Neste ano de 2018, a Tailândia assume o posto de maior fornecedor de carne de frango para a UE (União Europeia), segundo análise divulgada pelo USDA (Departamento de Agricultura dos Estados Unidos). O Brasil, que ocupava esse posto até o ano passado, de janeiro a julho de 2018 deixou de exportar 57 mil toneladas de carne de frango para o mercado europeu após o embargo a 20 plantas frigoríficas brasileiras, por questões relacionadas a Salmonella.
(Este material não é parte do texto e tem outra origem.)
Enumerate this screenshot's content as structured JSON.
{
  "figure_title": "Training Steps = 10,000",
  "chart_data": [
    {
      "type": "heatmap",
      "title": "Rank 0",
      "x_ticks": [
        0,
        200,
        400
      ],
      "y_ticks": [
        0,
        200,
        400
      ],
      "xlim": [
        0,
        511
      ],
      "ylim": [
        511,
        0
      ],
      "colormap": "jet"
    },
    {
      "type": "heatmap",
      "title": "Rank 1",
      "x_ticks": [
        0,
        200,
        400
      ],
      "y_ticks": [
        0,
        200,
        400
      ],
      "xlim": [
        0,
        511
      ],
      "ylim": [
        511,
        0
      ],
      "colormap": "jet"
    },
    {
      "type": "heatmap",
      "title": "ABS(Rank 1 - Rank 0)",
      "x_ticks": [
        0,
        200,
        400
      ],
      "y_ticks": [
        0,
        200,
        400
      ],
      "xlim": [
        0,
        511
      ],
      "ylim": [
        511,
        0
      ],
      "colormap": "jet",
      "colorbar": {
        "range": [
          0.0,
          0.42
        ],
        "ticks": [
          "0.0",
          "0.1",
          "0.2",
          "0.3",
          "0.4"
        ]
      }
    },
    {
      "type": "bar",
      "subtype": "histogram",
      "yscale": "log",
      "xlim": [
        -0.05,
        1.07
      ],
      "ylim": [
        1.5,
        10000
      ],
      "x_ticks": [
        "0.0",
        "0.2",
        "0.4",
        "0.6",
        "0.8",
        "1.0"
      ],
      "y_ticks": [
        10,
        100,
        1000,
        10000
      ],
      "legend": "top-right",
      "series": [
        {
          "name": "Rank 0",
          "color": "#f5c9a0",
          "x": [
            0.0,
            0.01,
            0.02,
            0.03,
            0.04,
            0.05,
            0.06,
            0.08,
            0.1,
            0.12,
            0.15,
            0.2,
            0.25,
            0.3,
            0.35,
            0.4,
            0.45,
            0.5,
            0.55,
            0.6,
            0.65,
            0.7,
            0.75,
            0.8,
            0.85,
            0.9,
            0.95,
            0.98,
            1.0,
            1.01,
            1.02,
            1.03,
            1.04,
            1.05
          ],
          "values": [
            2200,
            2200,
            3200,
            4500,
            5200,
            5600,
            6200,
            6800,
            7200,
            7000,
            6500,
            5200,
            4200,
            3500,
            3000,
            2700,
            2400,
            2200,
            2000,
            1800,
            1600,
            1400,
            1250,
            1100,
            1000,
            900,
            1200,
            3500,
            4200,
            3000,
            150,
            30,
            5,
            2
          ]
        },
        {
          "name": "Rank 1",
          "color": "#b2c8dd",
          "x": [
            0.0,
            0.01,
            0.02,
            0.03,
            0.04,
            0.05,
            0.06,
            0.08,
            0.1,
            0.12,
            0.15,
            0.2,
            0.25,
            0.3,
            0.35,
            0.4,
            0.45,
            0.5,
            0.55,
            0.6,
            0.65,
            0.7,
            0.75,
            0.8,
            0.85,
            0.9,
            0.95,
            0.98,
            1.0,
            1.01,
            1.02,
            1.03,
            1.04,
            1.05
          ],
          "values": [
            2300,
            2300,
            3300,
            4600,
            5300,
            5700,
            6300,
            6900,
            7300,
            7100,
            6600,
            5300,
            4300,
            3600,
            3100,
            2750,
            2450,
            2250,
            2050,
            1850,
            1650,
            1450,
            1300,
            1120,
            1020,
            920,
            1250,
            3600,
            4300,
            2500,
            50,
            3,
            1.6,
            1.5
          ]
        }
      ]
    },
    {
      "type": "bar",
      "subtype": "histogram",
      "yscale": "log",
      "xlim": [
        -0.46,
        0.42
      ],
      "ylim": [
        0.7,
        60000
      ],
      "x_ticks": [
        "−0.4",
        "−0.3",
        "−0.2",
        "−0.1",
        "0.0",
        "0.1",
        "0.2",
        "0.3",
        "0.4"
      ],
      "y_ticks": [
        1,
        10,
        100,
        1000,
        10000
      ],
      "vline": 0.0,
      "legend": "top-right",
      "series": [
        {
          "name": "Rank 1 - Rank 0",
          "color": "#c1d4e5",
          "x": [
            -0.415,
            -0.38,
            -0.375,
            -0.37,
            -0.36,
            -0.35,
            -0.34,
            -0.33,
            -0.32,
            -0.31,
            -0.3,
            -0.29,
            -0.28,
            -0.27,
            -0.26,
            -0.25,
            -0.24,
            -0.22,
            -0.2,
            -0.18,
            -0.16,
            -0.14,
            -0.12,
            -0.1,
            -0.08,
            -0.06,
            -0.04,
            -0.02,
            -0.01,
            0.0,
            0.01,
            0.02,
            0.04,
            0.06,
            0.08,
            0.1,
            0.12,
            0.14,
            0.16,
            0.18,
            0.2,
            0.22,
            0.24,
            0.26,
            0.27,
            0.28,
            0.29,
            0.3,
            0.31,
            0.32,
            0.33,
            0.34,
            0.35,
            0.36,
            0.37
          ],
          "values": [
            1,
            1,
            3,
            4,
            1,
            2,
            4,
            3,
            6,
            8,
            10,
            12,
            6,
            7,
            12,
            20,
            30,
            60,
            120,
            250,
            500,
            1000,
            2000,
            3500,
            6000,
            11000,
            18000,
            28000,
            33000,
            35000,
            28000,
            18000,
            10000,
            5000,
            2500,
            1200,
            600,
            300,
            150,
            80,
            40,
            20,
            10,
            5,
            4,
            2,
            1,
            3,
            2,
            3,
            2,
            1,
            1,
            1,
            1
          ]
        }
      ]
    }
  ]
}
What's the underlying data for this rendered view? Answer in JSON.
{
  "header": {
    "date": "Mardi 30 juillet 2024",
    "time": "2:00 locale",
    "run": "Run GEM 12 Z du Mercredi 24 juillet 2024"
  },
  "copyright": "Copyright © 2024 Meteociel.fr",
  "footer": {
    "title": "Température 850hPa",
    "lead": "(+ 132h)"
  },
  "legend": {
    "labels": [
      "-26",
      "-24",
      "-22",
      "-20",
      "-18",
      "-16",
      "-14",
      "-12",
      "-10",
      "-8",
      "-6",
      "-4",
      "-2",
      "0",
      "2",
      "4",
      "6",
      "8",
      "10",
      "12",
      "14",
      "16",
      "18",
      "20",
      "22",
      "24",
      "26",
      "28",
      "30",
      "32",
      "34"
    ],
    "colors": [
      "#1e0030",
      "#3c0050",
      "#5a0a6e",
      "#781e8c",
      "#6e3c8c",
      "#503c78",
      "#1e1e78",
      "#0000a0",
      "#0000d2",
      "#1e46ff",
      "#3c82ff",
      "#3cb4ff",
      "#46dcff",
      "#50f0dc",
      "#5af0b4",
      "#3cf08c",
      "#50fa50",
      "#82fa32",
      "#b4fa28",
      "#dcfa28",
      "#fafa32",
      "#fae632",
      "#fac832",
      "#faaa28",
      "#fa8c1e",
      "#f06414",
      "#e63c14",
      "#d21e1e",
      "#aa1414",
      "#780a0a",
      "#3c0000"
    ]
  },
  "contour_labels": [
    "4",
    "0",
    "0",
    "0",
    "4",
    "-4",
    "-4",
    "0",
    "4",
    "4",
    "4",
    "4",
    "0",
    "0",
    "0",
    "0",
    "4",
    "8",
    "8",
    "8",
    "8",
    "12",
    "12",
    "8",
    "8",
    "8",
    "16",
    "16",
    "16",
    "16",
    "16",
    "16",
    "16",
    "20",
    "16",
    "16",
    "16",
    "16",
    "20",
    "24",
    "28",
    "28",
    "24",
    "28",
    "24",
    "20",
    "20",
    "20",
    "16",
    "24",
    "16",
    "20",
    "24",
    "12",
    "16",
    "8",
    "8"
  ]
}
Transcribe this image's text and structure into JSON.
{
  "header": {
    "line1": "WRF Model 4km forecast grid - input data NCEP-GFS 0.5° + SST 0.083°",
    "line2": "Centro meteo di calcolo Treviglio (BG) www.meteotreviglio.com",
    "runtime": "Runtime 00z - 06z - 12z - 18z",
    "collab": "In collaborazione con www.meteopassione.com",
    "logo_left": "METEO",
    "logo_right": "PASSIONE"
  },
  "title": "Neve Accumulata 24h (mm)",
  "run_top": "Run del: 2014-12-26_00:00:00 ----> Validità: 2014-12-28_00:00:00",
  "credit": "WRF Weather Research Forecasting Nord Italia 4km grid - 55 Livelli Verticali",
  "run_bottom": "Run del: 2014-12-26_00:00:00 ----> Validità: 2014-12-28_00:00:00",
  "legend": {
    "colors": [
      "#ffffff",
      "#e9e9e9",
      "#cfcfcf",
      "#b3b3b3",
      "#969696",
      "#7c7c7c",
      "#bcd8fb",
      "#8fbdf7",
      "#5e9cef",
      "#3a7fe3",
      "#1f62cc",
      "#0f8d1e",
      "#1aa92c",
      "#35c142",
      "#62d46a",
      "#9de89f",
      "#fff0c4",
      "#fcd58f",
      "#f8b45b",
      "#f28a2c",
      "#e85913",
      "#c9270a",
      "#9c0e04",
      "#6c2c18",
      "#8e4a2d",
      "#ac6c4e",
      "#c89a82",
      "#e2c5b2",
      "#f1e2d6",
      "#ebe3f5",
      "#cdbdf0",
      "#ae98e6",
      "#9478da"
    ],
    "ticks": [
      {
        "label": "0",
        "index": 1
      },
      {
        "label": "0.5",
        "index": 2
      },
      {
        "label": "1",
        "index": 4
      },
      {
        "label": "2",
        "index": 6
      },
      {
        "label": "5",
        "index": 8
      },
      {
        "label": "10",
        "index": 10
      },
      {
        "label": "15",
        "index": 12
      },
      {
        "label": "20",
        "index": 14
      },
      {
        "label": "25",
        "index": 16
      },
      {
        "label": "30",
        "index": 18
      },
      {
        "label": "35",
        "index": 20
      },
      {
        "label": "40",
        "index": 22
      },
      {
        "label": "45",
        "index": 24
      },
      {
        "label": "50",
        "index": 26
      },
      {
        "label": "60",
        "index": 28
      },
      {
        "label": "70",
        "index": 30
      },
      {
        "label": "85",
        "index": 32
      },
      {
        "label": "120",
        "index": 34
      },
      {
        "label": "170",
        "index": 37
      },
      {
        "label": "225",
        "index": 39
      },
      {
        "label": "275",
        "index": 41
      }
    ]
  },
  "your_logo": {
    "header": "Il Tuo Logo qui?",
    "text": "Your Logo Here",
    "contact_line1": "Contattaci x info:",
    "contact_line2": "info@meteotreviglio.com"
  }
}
Segundo o Departamento norte-americano, após oito anos fechado à carne de frango tailandesas devido a surtos de Influenza Aviária, o mercado da UE foi reaberto aos produtos do país asiático em julho de 2012. Desde então, as exportações de cortes e frango salgado e congelado para o bloco europeu vêm aumentando de forma constante.
Em 2018, segundo relatório do USDA, o Brasil deverá enviar aproximadamente 200 mil toneladas de carne de frango para a UE, enquanto o volume enviado pela Tailândia à região deverá ser próxima de 300 mil toneladas. O posto de terceiro maior fornecedor de carne de frango para a União Europeia ficará para a Ucrânia, com pouco mais de 100 mil toneladas.
Para driblar as quotas tarifárias estabelecidas pelo DCFTA (Deep and Comprehensive Free Trade Agreement), assinado em 2014 entre a Ucrânia e a UE, o país da Europa Oriental se aproveita de uma brecha legal. Os cortes com osso enviados pela Ucrânia à UE não estão sujeitos a quotas de importação, nem a tarifas.
Sendo assim, a empresa MHP, maior processadora de carne de frango da Ucrânia, envia o peito de frango com osso para sua planta processadora na Eslováquia, onde o osso é removido. Então, o peito desossado passa a poder ser vendido como processado nos Países Baixos, onde a MHP também possui uma planta processadora, ou na própria Eslováquia, removendo a origem ucraniana da carne para o consumidor final.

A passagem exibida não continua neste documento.